Pour autant, la LOM n'est pour Mme Borne "pas une réponse de circonstance" puisque le diagnostic est ancien. Une bonne partie des mesures du texte découlent des Assises de la mobilité organisées à l'automne 2017.

Le texte a notamment pour but d'actualiser la Loi d'orientation des transports intérieurs (Loti) de 1982. "C'est une loi qui est volontairement assez large" sur toutes les questions de mobilité, explique-t-on au ministère des Transports. D'où aussi un aspect un peu fourre-tout.

Un volet majeur va fournir aux élus une "boîte à outils" pour faciliter les déplacements et intégrer les nouveaux modèles apportés par la révolution numérique. L'idée est que "sur l'ensemble du territoire, pour tous les Français, il soit plus facile d'avoir des solutions, des alternatives à la voiture individuelle pour se déplacer".

Le volet institutionnel doit permettre de couvrir l'ensemble du territoire d'une "autorité organisatrice de la mobilité" - nouveau nom pour les autorités organisatrices des transports -, un cinquième seulement en étant doté actuellement. Les intercommunalités seront invitées à se saisir du sujet d'ici à la fin 2020, remplacées au besoin par les régions dont le rôle de coordination sera renforcé.

- Des applis en 2021 -

Ces autorités devront écouter des "comités des partenaires", réunissant des employeurs et des usagers, et seront encouragées à s'occuper des déplacements des personnes les plus fragiles, à mobilité réduite, éloignées de l'emploi, jeunes ou âgées...

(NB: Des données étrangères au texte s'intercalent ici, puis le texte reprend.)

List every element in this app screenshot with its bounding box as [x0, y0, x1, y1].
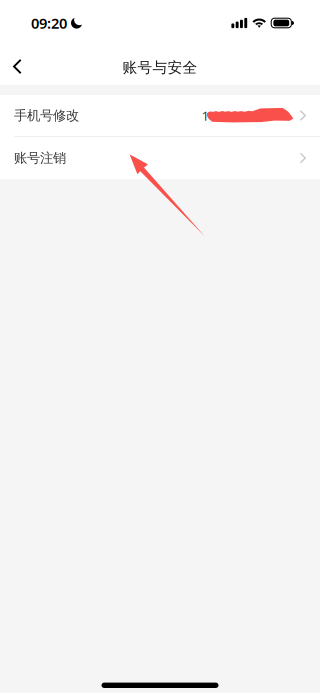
button[interactable]: 账号注销 [0, 137, 320, 179]
staticText: 账号与安全 [122, 58, 198, 76]
button[interactable]: 手机号修改 [0, 95, 320, 136]
staticText: 09:20 [31, 13, 67, 33]
staticText: 1 [202, 107, 210, 124]
staticText: 账号注销 [14, 150, 66, 166]
button[interactable]: Back [0, 47, 37, 86]
staticText: 手机号修改 [14, 107, 79, 124]
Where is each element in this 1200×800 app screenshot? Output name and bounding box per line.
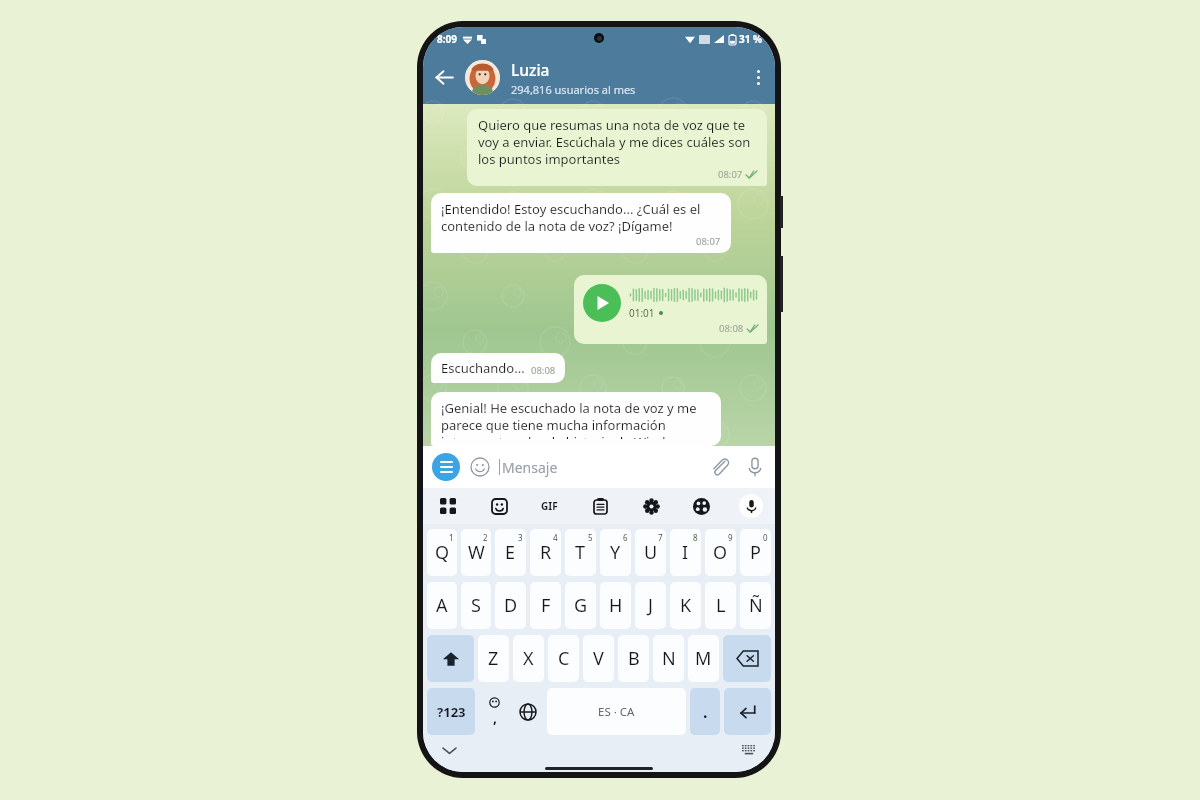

Dans le domaine des nouvelles mobilités, la LOM doit encadrer l'essor des véhicules autonomes, clarifier le cadre du covoiturage et celui des engins en libre-service (comme les trottinettes), permettre aux autorités organisatrices d'aménager l'espace urbain.

Régions et agglomérations devront veiller à ce qu'existent partout, d'ici la fin 2021, des applications permettant de trouver le meilleur itinéraire, payer son trajet, valider son ticket, etc.

Au chapitre de "la réussite de la transition écologique des mobilités", la LOM prévoit des mesures en faveur du vélo (contre le vol ou pour encourager le déploiement de stationnements sécurisés), pour aider la transition des parcs automobiles vers l'électrique ou favoriser le biogaz.

Le texte envisage aussi la création d'un "forfait mobilité durable", pouvant atteindre 400 euros par an, pour encourager les déplacements domicile-travail en vélo ou en covoiturage, ainsi que la création de zones à faibles émissions dans les villes.

Enfin, la programmation des infrastructures des transports veut en finir avec les promesses non financées, avec comme priorité la rénovation des réseaux existants, la désaturation des grands noeuds ferroviaires, l'achèvement d'une vingtaine d'axes routiers et un effort sur le fret ferroviaire.

Les grandes infrastructures nouvelles sont clairement remises à plus tard, avec seulement 600 millions d'euros de prévus sur 13,4 milliards d'investissements pour la période 2018-22.

L'enveloppe globale est confirmée par le gouvernement, mais il reste des incertitudes sur son financement, pour cause de mise hors service des radars routiers par les "gilets jaunes" et d'hésitations sur l'instauration d'une vignette pour les poids lourds.

Examinée mercredi par la Commission du développement durable du Sénat, la LOM passera ensuite en première lecture du 19 mars au 2 avril, puis à l'Assemblée en juin. 640 amendements ont été déposés en commission, qui "ne remettent pas en cause les grands équilibres du texte" selon le gouvernement.